Network pharmacology, Repurposing of Drugs, Drug development, Software tools, Conventional drug, Therapeutic Switching.

Introduction

Network Pharmacology A state-of-the-art method for examining the intricate relationships between medications, targets, and biological systems is network pharmacology, which integrates systems biology, pharmacology, and network science. 1 It seeks to comprehend how medications alter biological networks to cause both beneficial and harmful consequences. In addition to bringing about significant changes in pharmacological research, networking has also brought about significant opportunities as well as obstacles for medical research.2 Opportunities arise from the expectation that network pharmacology will lead to novel concepts in drug development and research, as well as the ability to handle the intricacy of chemical and biological systems and complete the shift from description to prediction in contemporary drug research.3

a) Biological Network: A biological network is essential for explaining the relationships between the components of biological systems and provides the framework for the development of complex biological systems in organisms.4

b) Network Target: A network target is a critical component, such as a key molecule, key pathway, or key module, that may quantitatively depict the entire regulatory mechanism and link drugs and diseases from mechanism.5 Drug repurposing, also known as  re-tasking, is a tactic for discovering novel applications for authorized or under developmental medications that go beyond the parameters of their initial health issue.6  Preclinical, phase I and II, and regulatory costs may be significantly reduced for a repurposed drug, but they may still be roughly the same as for an innovative drug in the same manifestation.
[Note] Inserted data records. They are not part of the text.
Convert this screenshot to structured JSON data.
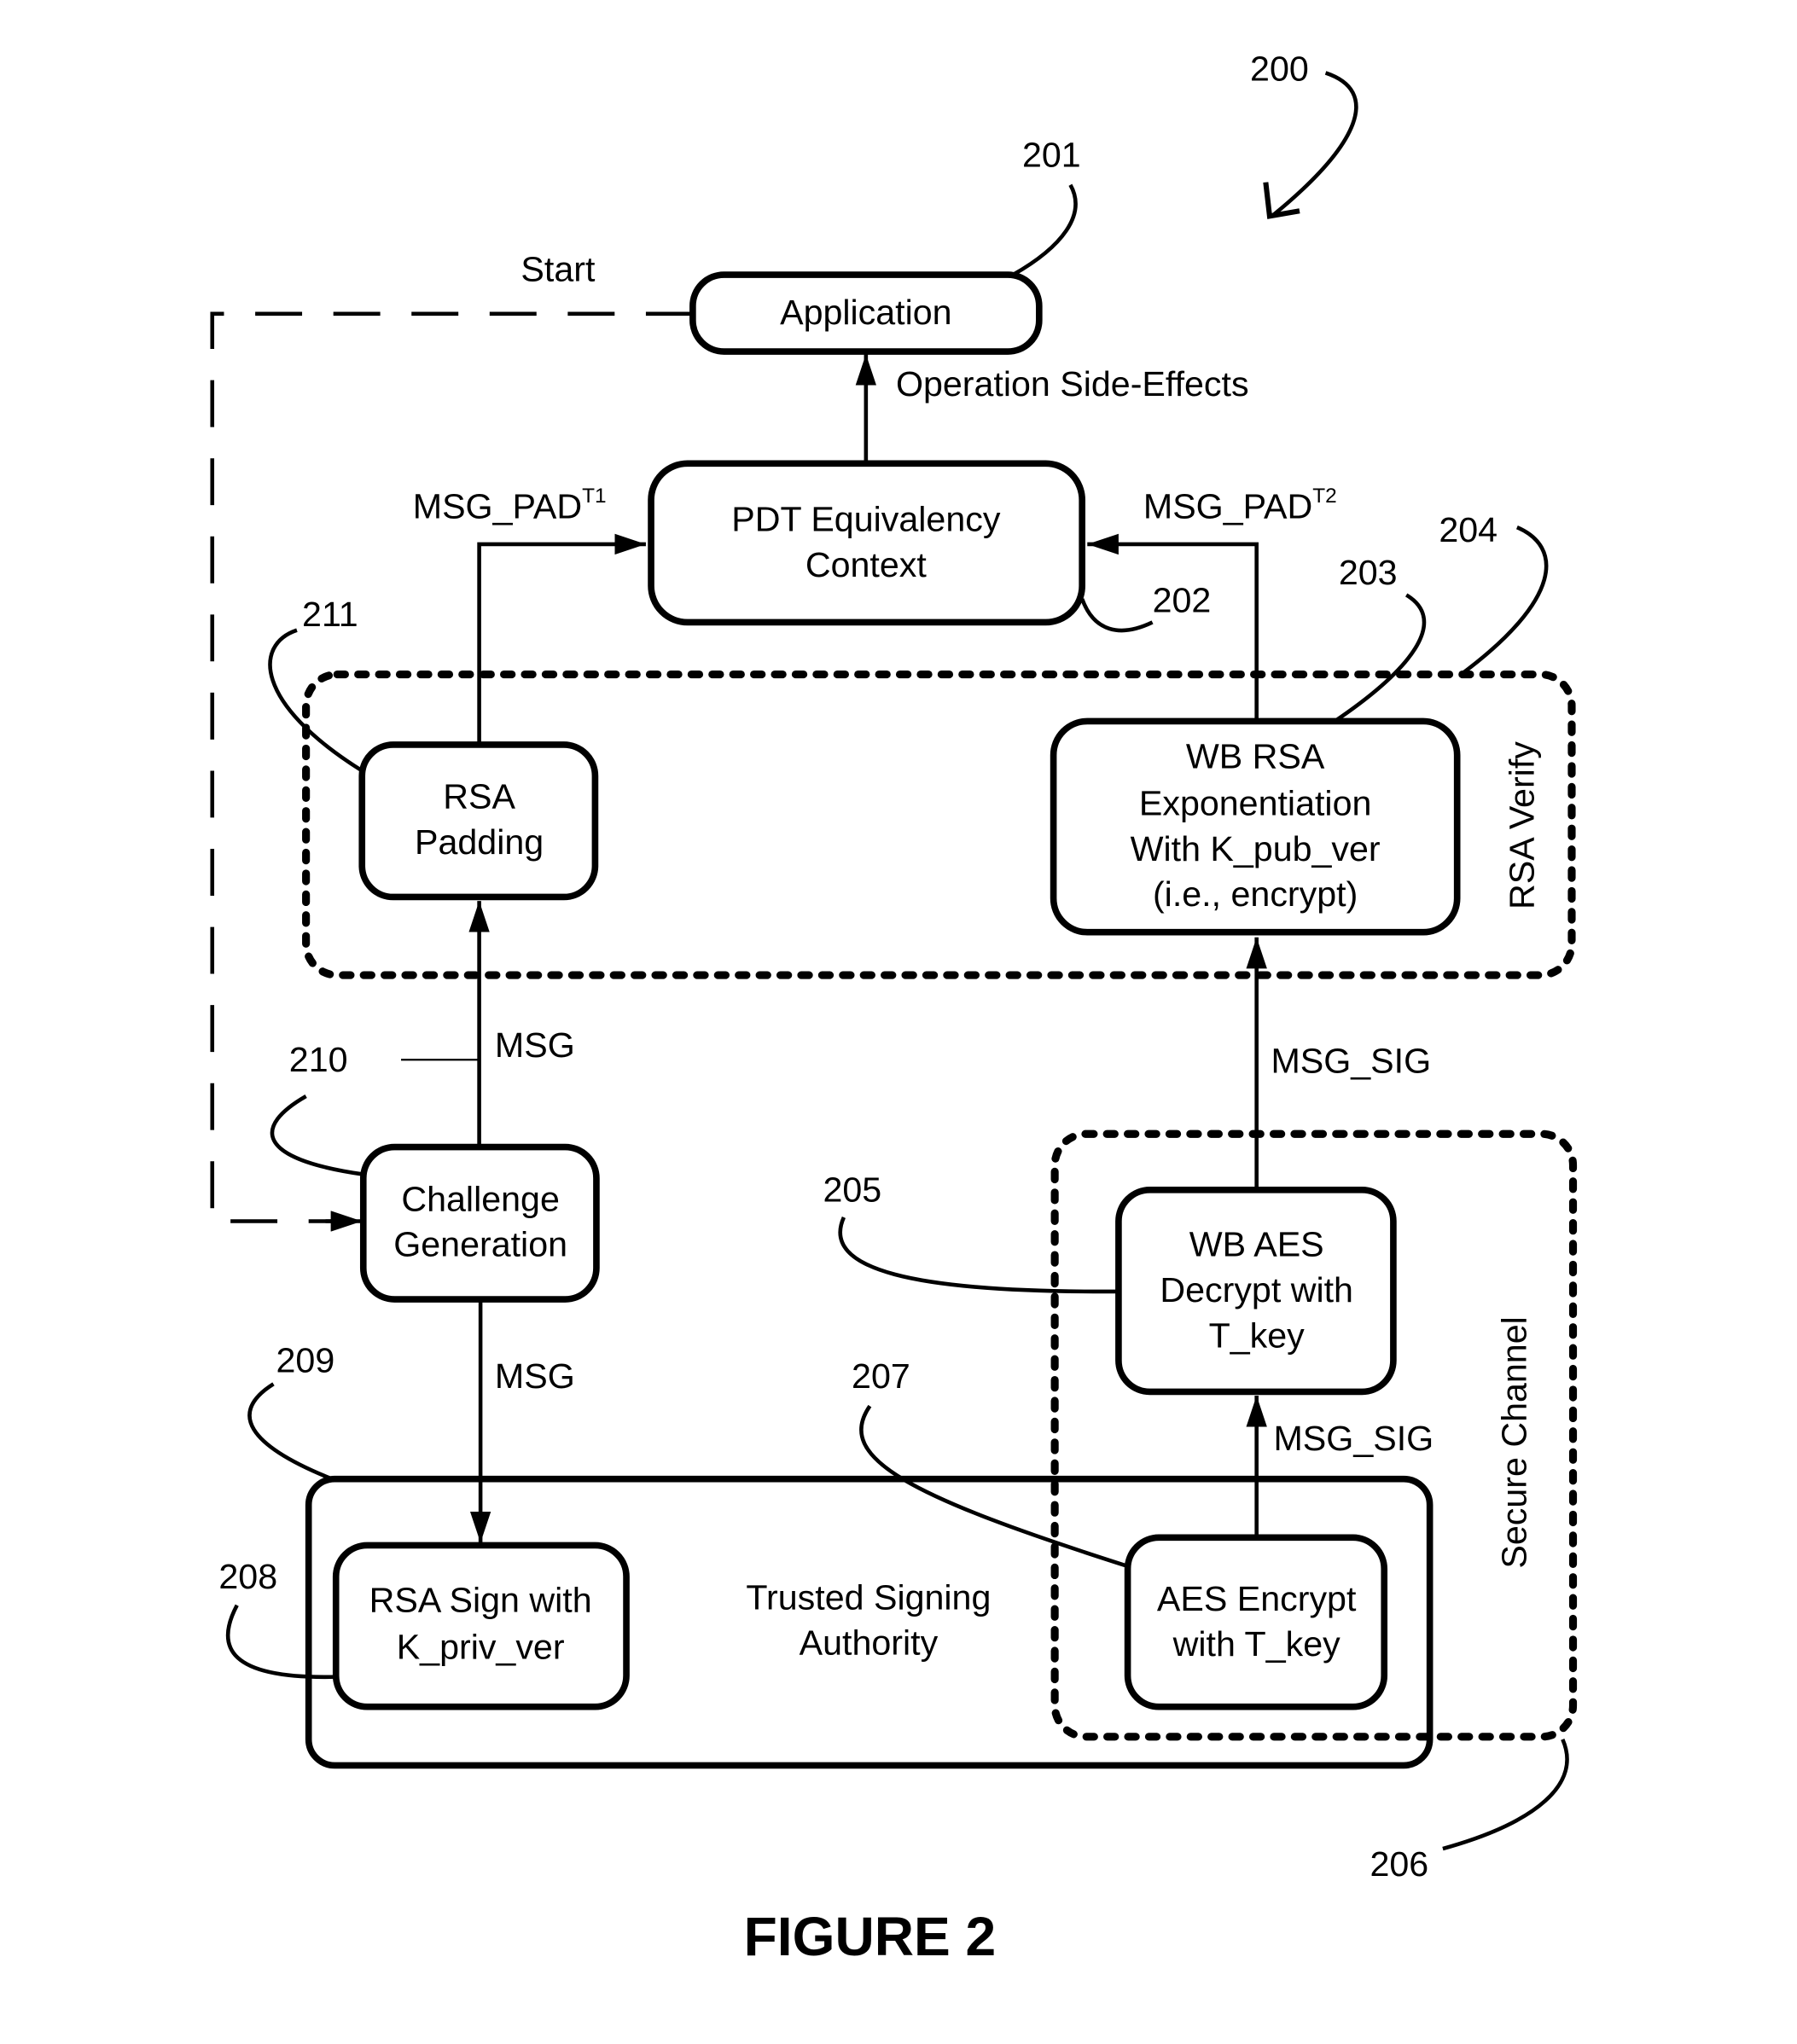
{
  "figure": {
    "caption": "FIGURE 2",
    "ref_overall": "200"
  },
  "nodes": {
    "application": {
      "ref": "201",
      "lines": [
        "Application"
      ]
    },
    "pdt_context": {
      "ref": "202",
      "lines": [
        "PDT Equivalency",
        "Context"
      ]
    },
    "wb_rsa": {
      "ref": "203",
      "lines": [
        "WB RSA",
        "Exponentiation",
        "With K_pub_ver",
        "(i.e., encrypt)"
      ]
    },
    "wb_aes": {
      "ref": "205",
      "lines": [
        "WB AES",
        "Decrypt with",
        "T_key"
      ]
    },
    "aes_encrypt": {
      "ref": "207",
      "lines": [
        "AES Encrypt",
        "with T_key"
      ]
    },
    "rsa_sign": {
      "ref": "208",
      "lines": [
        "RSA Sign with",
        "K_priv_ver"
      ]
    },
    "challenge_gen": {
      "ref": "210",
      "lines": [
        "Challenge",
        "Generation"
      ]
    },
    "rsa_padding": {
      "ref": "211",
      "lines": [
        "RSA",
        "Padding"
      ]
    }
  },
  "groups": {
    "rsa_verify": {
      "ref": "204",
      "label": "RSA Verify"
    },
    "secure_channel": {
      "ref": "206",
      "label": "Secure Channel"
    },
    "trusted_signing": {
      "ref": "209",
      "lines": [
        "Trusted Signing",
        "Authority"
      ]
    }
  },
  "edges": {
    "start": "Start",
    "side_effects": "Operation Side-Effects",
    "msg_pad_t1": {
      "base": "MSG_PAD",
      "sup": "T1"
    },
    "msg_pad_t2": {
      "base": "MSG_PAD",
      "sup": "T2"
    },
    "msg_up": "MSG",
    "msg_down": "MSG",
    "msg_sig_upper": "MSG_SIG",
    "msg_sig_lower": "MSG_SIG"
  }
}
Lastly, repurposed medications might identify fresh targets and pathways for additional exploitation.7 It is yet unknown how drugs work to treat diseases because it hits several targets with different components.8,9 Numerous studies support drugs therapeutic effectiveness in treating different diseases, but we still don't fully understand the intricate interactions between bio actives and targets, as well as how these interactions affect the disease's mechanistic course. To achieve this goal, the current study used a drug repurposing using network pharmacology method to find various potential bio actives and targeting pathways.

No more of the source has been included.